Incorporating games into your lessons is one of many teaching strategies. And it has many benefits. First, it is a great way to get students up and moving! Giving your students a chance to get out of their seats and move around can help them release some energy. This helps with classroom management since your students will calmer and less fidgety. Using games can make the school day more fun for you as well as your students--and are a fun, interactive way review what you’re teaching. So try some of these fun teaching games with your students to find out which ones they enjoy.
Did you ever watch Password on television? The show had 2 contestants who needed to discover a secret word. They each had a partner who would provide 1-word clues to help the contestant discover the secret word.
Get the whole class involved by having students raise their hands to provide clues. Clues could be synonyms, vocabulary words, etc. This could be a great way to review vocabulary words or terms from a particular unit.
I’ve heard this game referred to as Sparkle or Buzz. In elementary school, my teachers would use it to review for spelling tests, but this could also be a great way to practice multiplication tables and other subject areas, too. For spelling review, these are the steps that a teacher would take.
- Announce the spelling word, such as Friday.
- The first student says “capital F”.
- The next student says “r”, and it would continue to go around the room until the entire word was spelled correctly.
- When the word is completed, the next student says “Sparkle!” or “Buzz!”
If a student says the wrong letter or says “Sparkle” too soon, then they sit down. The game continues until there is only one student left standing.
If you need a quick and easy game to quiet down the class, try this one. Choose one student to be the key master. He or she will sit on a chair in the middle of the classroom with a blindfold over his or her eyes. Place an object under the key master’s chair. Then, have the rest of the students take turns trying to get the object. The person on the chair should try to point in the direction of the students sneaking up to them. If they point correctly, the sneaking student sits down. So in order to win the game, all the students need to be as quiet as possible.
If you’re practicing colors or body parts with younger students, try this game. All you need to do is call out a body part and a color.

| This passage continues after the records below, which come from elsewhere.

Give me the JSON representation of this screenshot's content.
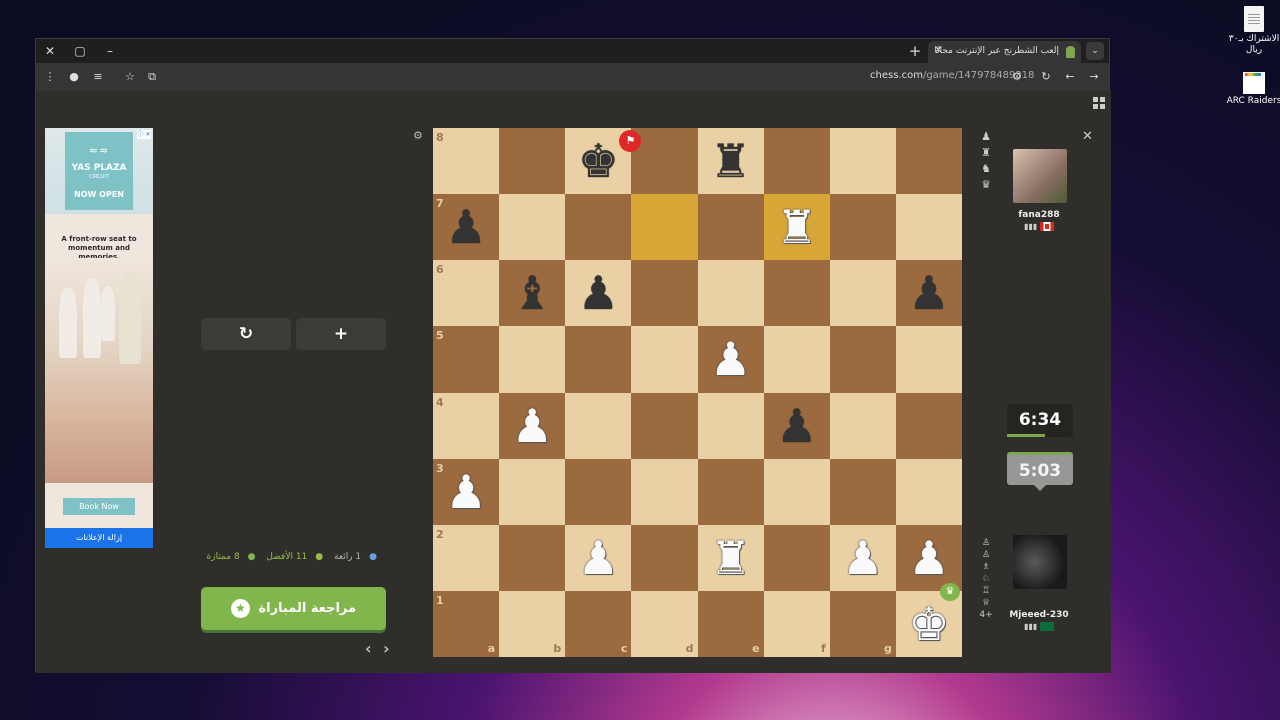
{
  "desktop": {
    "icons": [
      {
        "label": "الاشتراك بـ٣٠ ريال"
      },
      {
        "label": "ARC Raiders",
        "logo_text": "ARC Raiders"
      }
    ]
  },
  "browser": {
    "tab_title": "إلعب الشطرنج عبر الإنترنت مجانًا",
    "url_host": "chess.com",
    "url_path": "/game/147978489318"
  },
  "ad": {
    "brand_mark": "≈≈",
    "brand_name": "YAS PLAZA",
    "brand_sub": "CIRCUIT",
    "now_open": "NOW OPEN",
    "tagline": "A front-row seat to momentum and memories.",
    "cta": "Book Now",
    "remove_ads": "إزالة الإعلانات",
    "adchoices": "ⓘ ✕"
  },
  "controls": {
    "rematch_icon": "↻",
    "new_game_icon": "+",
    "stats": {
      "brilliant": "1 رائعة",
      "best": "11 الأفضل",
      "excellent": "8 ممتازة"
    },
    "review_label": "مراجعة المباراة",
    "review_icon": "★",
    "prev": "‹",
    "next": "›"
  },
  "board": {
    "ranks": [
      "8",
      "7",
      "6",
      "5",
      "4",
      "3",
      "2",
      "1"
    ],
    "files": [
      "a",
      "b",
      "c",
      "d",
      "e",
      "f",
      "g",
      "h"
    ],
    "position": [
      [
        "",
        "",
        "bk",
        "",
        "br",
        "",
        "",
        ""
      ],
      [
        "bp",
        "",
        "",
        "",
        "",
        "wr",
        "",
        ""
      ],
      [
        "",
        "bb",
        "bp",
        "",
        "",
        "",
        "",
        "bp"
      ],
      [
        "",
        "",
        "",
        "",
        "wp",
        "",
        "",
        ""
      ],
      [
        "",
        "wp",
        "",
        "",
        "",
        "bp",
        "",
        ""
      ],
      [
        "wp",
        "",
        "",
        "",
        "",
        "",
        "",
        ""
      ],
      [
        "",
        "",
        "wp",
        "",
        "wr",
        "",
        "wp",
        "wp"
      ],
      [
        "",
        "",
        "",
        "",
        "",
        "",
        "",
        "wk"
      ]
    ],
    "highlights": [
      "d7",
      "f7"
    ],
    "file_labels_shown": [
      "a",
      "b",
      "c",
      "d",
      "e",
      "f",
      "g"
    ]
  },
  "players": {
    "top": {
      "name": "fana288",
      "rating_icon": "▮▮▮",
      "country": "CA",
      "clock": "6:34",
      "clock_fraction": 0.58
    },
    "bottom": {
      "name": "Mjeeed-230",
      "rating_icon": "▮▮▮",
      "country": "SA",
      "clock": "5:03",
      "captured_more": "4+"
    }
  },
  "colors": {
    "light_square": "#e9d1a5",
    "dark_square": "#9b6a3f",
    "highlight": "#d7a637",
    "accent_green": "#81b64c"
  }
}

Students then look around the room to find something of that color. Then, they should touch that object with the body part that you called out. Some examples that you could say include:
- Red elbow
- Green hand
- Blue foot
- Yellow ear
- Purple thumb
When reviewing a topic, divide the class into 2 teams. Draw a baseball diamond on the chalkboard. It might be helpful to shade the entire chalkboard, too. Have the first team answer a review question. If they get the answer right, one team member can come to the board and throw an eraser at the board. If the chalkboard is shaded, then you may have an easier time seeing where the eraser hit on the board. Whatever base the student hits is the base that they earn.

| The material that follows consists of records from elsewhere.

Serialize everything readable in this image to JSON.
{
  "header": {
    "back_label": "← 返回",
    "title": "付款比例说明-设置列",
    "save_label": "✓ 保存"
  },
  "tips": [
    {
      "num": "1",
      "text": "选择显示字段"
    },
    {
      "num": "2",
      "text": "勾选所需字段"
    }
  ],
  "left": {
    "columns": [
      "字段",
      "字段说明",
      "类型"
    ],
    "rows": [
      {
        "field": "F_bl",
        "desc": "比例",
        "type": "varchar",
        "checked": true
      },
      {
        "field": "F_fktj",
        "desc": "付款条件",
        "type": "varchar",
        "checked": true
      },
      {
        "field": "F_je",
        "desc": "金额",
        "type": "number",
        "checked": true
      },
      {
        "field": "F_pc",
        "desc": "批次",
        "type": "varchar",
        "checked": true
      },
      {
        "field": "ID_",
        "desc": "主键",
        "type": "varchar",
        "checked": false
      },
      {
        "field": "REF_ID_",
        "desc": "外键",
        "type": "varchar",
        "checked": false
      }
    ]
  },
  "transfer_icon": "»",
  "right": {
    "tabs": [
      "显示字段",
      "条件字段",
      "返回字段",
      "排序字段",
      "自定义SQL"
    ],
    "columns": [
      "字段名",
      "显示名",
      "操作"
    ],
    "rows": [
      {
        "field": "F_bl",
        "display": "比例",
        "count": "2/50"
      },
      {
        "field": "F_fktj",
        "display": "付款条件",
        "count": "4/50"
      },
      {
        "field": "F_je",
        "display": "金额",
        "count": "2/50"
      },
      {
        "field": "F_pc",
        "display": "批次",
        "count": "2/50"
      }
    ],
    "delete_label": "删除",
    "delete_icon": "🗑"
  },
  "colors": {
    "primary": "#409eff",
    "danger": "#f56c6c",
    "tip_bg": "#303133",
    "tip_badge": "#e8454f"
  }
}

Have the students put themselves in order without talking to one another. At the beginning of the year, students can get to know one another by putting themselves in alphabetical order, height order, or age order. You can also use this game to practice putting other things in order, such as:
- U.S. Presidents
- Times on a clock
- State capitols
- Historical events
Pass the Chicken
All you need to play this game is a rubber chicken. You could also replace the rubber chicken with a stuffed animal or ball. Have students stand in a circle. Give one student a particular topic, such as U.S. presidents, countries in South America, rivers, animals in the desert, or candy bars. The rest of the students should start passing the chicken around the circle. The student should name 5 objects in the category provided. If they can name all 5 objects before the chicken returns to them, then they win the round.
Spy in the Camp
Have one student leave the room. While the student is gone, assign someone to be the leader. When the student returns, the leader should start doing an action. The rest of the class should follow along, being careful not to look too much at the leader. The student who was out of the room should walk around and guess who the leader is in the classroom.

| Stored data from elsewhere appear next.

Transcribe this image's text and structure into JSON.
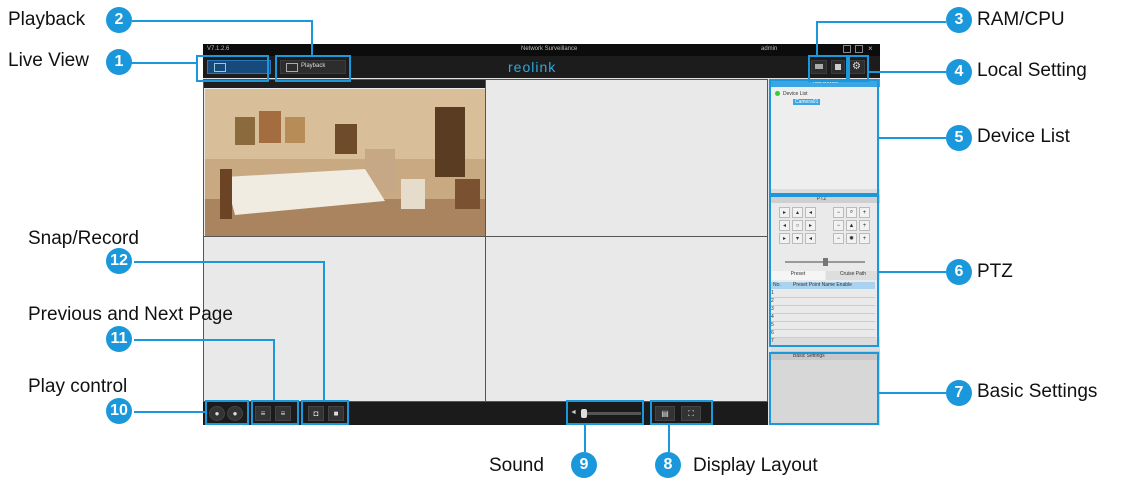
{
  "app": {
    "version": "V7.1.2.6",
    "window_title": "Network Surveillance",
    "user_status": "admin",
    "toolbar": {
      "liveview_tab": "Live View",
      "playback_tab": "Playback",
      "logo": "reolink"
    },
    "device_panel": {
      "header": "Add Device",
      "root": "Device List",
      "device": "Camera01"
    },
    "ptz": {
      "title": "PTZ",
      "tab_preset": "Preset",
      "tab_cruise": "Cruise Path",
      "col_no": "No.",
      "col_header": "Preset Point Name Enable",
      "rows": [
        "1",
        "2",
        "3",
        "4",
        "5",
        "6",
        "7"
      ]
    },
    "basic_settings": {
      "title": "Basic Settings"
    }
  },
  "callouts": {
    "c1": {
      "num": "1",
      "text": "Live View"
    },
    "c2": {
      "num": "2",
      "text": "Playback"
    },
    "c3": {
      "num": "3",
      "text": "RAM/CPU"
    },
    "c4": {
      "num": "4",
      "text": "Local Setting"
    },
    "c5": {
      "num": "5",
      "text": "Device List"
    },
    "c6": {
      "num": "6",
      "text": "PTZ"
    },
    "c7": {
      "num": "7",
      "text": "Basic Settings"
    },
    "c8": {
      "num": "8",
      "text": "Display Layout"
    },
    "c9": {
      "num": "9",
      "text": "Sound"
    },
    "c10": {
      "num": "10",
      "text": "Play control"
    },
    "c11": {
      "num": "11",
      "text": "Previous and Next Page"
    },
    "c12": {
      "num": "12",
      "text": "Snap/Record"
    }
  },
  "colors": {
    "accent": "#1a98db",
    "logo": "#30a9e0",
    "dark": "#1b1b1b"
  }
}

Give each student 2 note cards. Have students write a verb on 1 note card and an adverb on the other. Place all the verb note cards into 1 bowl, and place all the adverbs in a different bowl. Have students come up one at a time to draw a verb and adverb from the bowl. Then, the students act it out while the rest of the class tries to guess what verb and adverb was drawn. Some of the things that students may need to act out include “dance happily” or “walk hungrily.”